By Adebayo Abubakar
In Nigeria, the meaning of the term, governance varies, from one individual to another.
To some, governance is about, when they are involved in sharing in the “national cake”, (a euphemism for stealing public resources), even if it is at the detriment of public interest. Eating alone, today, what should be used to provide for millions of people in years to come.
There was a time in this kwara; the slogan among those enjoying “Good Governance” then was: “It’s Good Here” ; something very relative, in terms of individuals’ experiences and realities at the time.
Meanwhile, ideally, governance should have to do with, using public resources to provide utility service for the citizenry such that, life becomes more liveable, decent and meaningful.
But in the past, particularly, in Kwara State, the immediate past administration has reduced governance to handing out palliatives to the citizens, thus making “Stomach Infrastructure” an instrument of governance, which consequently elevated mendicancy to a way of life, enabled by the political elites.
Unfortunately, the current administration has not been able to do much to signal a radical departure from the past in no uncertain term; perhaps, due to lack of time (still under 2 years in office), paucity of funds, and a plethora of inherited obligations and problems, like, infrastructural deficit.
During the years of “stomach infrastructure”, poverty became so weaponised that, most of the masses now depend on the goodwill of those in charge to survive.
So the only thing Governor Abdulrahman Abdulrazaq has been able to do is to make it abundantly clear that it is not going to be business as usual; but “business unusual”, thus, weaning the masses of the dependency on government handouts; but no alternative, in term of socio-economic empowerment.
It would have been a tad easier, had Covid-19 pandemic not broken out.
The pandemic brought the global economy to its knees.
This led to a crash in price of crude oil and by implication, decline in government’s revenue, at all levels.
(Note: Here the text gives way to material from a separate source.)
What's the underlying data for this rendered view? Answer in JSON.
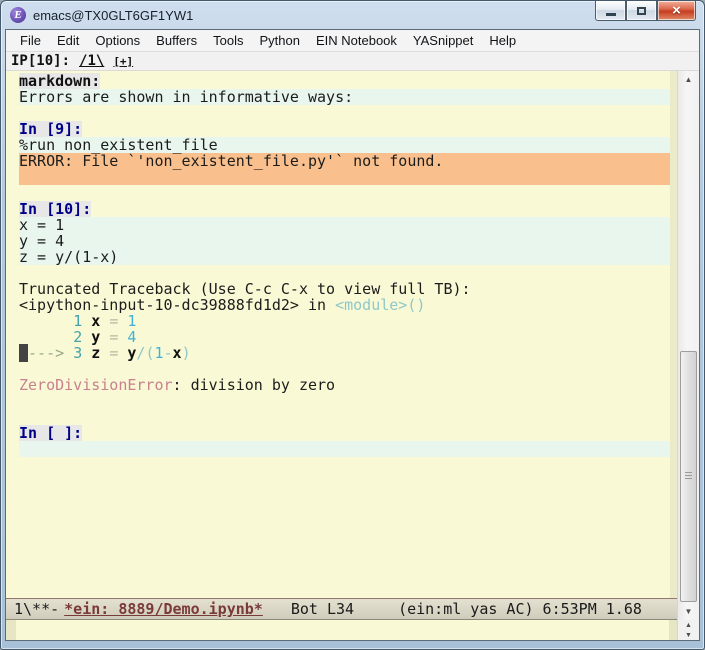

That has in a way, constituted a sort of handicap for the government to do much, in the area of delivering dividends of democracy, through governance in such a way that, it would lead to a systemic empowerment of the citizenry.
The above, perhaps, has been walking on all four, such that it engenders the kind of submission to the base instinct, we witnessed over the weekend.
The truth of the matter is that, you don’t just wean abruptly, a person who has been used to eating a particular diet, without some form reaction and resistance, especially, if you are unable to provide an acceptable alternative.
Meanwhile, there is a part of the body that, when a mosquito perches there, one just has to apply caution either, in killing, or driving, it away.
We lament the high level of unemployment every now and then, and some people think government alone can employ all of us.
It is hell NO!
No nation, in the history of humanity, has been able to fully absorb all its citizens in the civil/public service.
As a matter of fact, the fraction of the working population that the government can have in its employ is so infinitesimal that, it would be an understatement, to say that it is a drop in the ocean.
It is on this ground that the actions of looters, especially in Ilorin, the Kwara State capital, who invaded private businesses, looting mindlessly, stands CONDEMNED.
You might have being aggrieved with the State Government’s alleged decision to hoard palliatives or relief materials, and justifiably so, and on the basis, break into the warehouses where they were being kept, for your own share of the “National Cake”; but what followed that; breaking into, and looting mindlessly, shopping Malls that belong to private businessmen, to say the least, is CRIMINAL.
The kind of madness I witnessed in the past couple of days, is not what a private investor would fail to pay attention to, when doing his SWOT analysis, as he prepares to make investment decisions.
This is a massive disservice to the local and national economies, as it does not take Foreign Direct Investors more than a second (at the click of a button) move their funds away from the country to a much safer investment destination.
I am fully in support of the law enforcement agents’ drive in apprehending and prosecuting the culpable.
We’re inadvertently, hurting the economy, and by implication, ourselves, without knowing it.
But that is the consequence,
when you have reduced the instrument of governance to, handing out,
cosmetic palliative packages to people you’re supposed give a means of livelihood.